Friday, January 21, 2005

One of my favorite Jesuits


Archimandrite Robert Taft, SJ

I've recently been involved in some discussions of the papacy and Eastern Orthodoxy, so I thought I might splash some jesuitry into the mix.

Taft is an expert on the life of the pre-Schism Church, especially its liturgies, so his word has some weight. He speaks simultaneously like a salty Rhode Island cabbie and elite Jesuit scholar. I like his style. Consider some of his words:

The post-Vatican II goal of the ecumenical movement was full structural unity. Is that a pipe dream with the Orthodox?

No, it’s not a pipe dream, but it depends what you mean. The only possible aim for ecumenism is communion. The old notion that the church begins with God, then the pope, and on down in pyramidal fashion, is gone. What we’re dealing with now is sister churches. That’s what we had before the East/West schism. Does anybody think that Rome had anything to say about who became patriarch of Constantinople? Or who became the metropolitan of Nicomedia? Of course not. These guys were bishops there just like we had bishops here, and when they met they’d say, “You’re a bishop? Hey, I’m a bishop too. How’s it going?” They were all in communion. It’s not like Rome was telling them what to do.

How do we get communion?

First, let’s be clear that this is all we’re ever going to get.

When will we get it?

I don’t know. Certainly not in my lifetime. I would suspect that it’s going to take a few more centuries.

Do you agree that the central problem is the papacy?

Of course. What we’ve made out of the papacy is simply ridiculous. There’s no possible justification in the New Testament or anyplace else for what we’ve made out of the papacy. That doesn’t mean that I don’t believe in a Petrine ministry. I believe that Rome has inherited that Petrine ministry. But there’s no reason on God’s earth why the pope should be appointing the bishop of Peoria. None whatsoever. So we really need a devolution, a decentralization. The Catholic church has become so big that we need some kind of a synodal structure in the West the same way you have in the East. The United States Conference of Catholic Bishops ought to be a kind of synod of Catholic bishops in the United States.
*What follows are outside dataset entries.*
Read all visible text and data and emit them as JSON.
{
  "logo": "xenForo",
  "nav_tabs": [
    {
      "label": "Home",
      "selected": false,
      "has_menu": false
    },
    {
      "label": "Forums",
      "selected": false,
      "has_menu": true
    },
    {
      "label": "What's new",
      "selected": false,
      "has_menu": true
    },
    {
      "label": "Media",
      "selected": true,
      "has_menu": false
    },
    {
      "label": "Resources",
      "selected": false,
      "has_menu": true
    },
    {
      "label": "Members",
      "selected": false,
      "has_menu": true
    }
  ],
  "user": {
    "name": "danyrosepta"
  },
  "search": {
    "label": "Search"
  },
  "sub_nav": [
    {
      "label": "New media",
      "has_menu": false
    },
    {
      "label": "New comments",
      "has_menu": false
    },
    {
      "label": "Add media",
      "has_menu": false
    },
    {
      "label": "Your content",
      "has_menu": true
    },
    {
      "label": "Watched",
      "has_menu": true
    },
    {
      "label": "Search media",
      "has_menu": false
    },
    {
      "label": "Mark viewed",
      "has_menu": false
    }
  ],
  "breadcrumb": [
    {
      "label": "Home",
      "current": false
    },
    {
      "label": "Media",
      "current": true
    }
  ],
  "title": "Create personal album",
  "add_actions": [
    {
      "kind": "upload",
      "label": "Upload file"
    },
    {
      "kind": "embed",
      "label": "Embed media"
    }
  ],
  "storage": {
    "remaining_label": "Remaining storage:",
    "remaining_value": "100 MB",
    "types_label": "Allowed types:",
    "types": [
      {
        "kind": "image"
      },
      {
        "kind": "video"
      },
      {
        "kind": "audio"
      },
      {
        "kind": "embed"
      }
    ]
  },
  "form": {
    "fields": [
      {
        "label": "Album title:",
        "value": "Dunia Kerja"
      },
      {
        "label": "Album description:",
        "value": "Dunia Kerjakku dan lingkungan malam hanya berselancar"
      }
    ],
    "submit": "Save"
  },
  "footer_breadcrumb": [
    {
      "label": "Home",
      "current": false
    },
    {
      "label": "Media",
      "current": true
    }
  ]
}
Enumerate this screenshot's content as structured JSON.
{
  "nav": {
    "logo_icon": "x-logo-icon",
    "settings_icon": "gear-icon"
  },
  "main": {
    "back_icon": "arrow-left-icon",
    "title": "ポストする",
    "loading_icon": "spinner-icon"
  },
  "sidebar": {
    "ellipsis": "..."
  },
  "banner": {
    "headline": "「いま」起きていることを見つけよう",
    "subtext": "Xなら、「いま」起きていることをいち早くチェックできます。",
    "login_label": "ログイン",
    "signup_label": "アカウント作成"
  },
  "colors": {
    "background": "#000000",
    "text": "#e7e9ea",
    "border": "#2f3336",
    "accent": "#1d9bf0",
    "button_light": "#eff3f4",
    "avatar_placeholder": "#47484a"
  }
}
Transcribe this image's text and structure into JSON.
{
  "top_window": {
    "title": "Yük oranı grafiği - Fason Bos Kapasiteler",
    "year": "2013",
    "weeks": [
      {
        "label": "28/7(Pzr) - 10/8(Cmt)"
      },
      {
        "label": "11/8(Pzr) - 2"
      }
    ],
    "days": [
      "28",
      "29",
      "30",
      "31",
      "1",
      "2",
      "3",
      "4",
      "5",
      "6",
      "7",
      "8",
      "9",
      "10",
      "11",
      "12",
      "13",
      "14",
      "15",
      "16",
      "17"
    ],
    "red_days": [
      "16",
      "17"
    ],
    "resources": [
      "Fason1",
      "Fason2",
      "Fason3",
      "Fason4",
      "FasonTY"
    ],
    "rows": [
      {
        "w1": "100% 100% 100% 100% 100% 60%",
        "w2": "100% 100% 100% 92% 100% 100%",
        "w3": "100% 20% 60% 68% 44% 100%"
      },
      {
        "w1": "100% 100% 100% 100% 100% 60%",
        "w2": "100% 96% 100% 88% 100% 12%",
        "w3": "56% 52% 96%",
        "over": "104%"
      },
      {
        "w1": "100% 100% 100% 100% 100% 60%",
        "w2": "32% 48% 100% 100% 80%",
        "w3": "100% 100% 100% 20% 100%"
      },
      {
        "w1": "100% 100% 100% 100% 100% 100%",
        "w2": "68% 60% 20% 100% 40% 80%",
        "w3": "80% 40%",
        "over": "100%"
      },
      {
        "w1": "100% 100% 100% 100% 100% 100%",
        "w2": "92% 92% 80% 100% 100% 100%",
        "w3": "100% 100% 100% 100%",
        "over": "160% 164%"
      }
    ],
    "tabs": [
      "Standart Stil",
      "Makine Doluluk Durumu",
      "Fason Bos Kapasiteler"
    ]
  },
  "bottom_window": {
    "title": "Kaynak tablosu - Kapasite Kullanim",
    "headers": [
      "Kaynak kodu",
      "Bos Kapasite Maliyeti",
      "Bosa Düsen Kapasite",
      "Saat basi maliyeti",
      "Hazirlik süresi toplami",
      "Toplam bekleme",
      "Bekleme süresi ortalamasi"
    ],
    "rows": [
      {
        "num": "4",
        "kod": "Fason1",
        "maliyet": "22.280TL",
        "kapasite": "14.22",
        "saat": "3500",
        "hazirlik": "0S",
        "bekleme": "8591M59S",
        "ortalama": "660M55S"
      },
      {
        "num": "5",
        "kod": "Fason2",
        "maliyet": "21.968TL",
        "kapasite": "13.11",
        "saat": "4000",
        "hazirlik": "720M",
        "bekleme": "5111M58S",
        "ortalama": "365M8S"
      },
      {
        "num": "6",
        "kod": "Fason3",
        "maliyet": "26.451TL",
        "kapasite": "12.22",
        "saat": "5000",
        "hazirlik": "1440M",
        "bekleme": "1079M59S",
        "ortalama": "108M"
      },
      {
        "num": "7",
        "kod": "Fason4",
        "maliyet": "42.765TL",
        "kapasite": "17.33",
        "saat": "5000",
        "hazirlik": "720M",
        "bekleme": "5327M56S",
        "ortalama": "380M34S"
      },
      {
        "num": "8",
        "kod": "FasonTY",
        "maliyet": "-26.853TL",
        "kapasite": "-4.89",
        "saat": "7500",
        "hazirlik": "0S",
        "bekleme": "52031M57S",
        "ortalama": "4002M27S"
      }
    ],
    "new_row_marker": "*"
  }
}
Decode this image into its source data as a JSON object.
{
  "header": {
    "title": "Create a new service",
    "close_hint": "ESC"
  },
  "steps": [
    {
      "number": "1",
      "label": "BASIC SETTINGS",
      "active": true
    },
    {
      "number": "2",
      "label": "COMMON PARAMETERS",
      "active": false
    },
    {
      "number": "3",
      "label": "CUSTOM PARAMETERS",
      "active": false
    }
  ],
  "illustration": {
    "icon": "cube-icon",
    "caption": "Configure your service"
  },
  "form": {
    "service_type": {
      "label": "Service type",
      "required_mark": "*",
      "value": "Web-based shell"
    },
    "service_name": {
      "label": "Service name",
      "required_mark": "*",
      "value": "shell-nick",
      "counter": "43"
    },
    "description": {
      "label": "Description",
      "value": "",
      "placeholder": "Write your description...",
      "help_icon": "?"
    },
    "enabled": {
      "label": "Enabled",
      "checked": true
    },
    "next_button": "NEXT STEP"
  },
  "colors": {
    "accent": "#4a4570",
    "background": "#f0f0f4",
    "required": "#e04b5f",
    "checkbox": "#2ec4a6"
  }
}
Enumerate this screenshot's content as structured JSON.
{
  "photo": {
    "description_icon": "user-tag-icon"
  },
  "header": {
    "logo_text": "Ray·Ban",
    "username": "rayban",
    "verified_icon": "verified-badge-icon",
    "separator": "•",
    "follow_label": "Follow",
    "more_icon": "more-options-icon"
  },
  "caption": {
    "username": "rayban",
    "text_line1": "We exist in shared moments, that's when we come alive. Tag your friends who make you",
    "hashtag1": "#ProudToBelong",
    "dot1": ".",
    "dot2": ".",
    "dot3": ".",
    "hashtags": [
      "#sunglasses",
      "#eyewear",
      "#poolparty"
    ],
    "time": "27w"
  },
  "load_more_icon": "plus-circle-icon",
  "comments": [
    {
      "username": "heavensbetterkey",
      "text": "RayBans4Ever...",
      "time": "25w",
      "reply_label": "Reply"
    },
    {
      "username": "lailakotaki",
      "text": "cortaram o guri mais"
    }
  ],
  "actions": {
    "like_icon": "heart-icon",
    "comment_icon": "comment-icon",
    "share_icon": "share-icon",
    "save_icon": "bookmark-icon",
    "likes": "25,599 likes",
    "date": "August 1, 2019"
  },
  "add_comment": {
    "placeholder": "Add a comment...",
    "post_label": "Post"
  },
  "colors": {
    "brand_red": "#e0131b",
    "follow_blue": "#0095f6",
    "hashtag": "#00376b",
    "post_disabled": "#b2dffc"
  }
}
They ought to be able to elect the bishops. Leave Rome a veto, if you want. By the way, this would be no guarantee of better bishops. The notion that the locals will necessarily pick better people than Rome is obviously false, as anybody who knows the East understands. But at least people will see these guys as their bishops and not Rome’s. Make your own bed and sleep in it. The pope could say: ‘You don’t like the archbishop of New York? Hey, I didn’t name him.’

Given all the hassles, is there a case for simply forgetting about dialogue with the Orthodox?

The Catholic church never calls anybody else a “church” if they don’t have an episcopate. In that strict sense of the term, the Russian Orthodox is the largest church in the world after the Catholic church. To ignore them would be like the United States’ policy on China for so many years. There are a billion people over there, and the U.S. tried to pretend they don’t exist. How stupid can you be? So we’ve got to come to terms with Moscow, but they also have to come to terms with us. Like it or lump it.

I also wanted to pass along his great essay on liturgy in the East and West, "'Eastern Presuppositions' and Western Liturgical Renewal".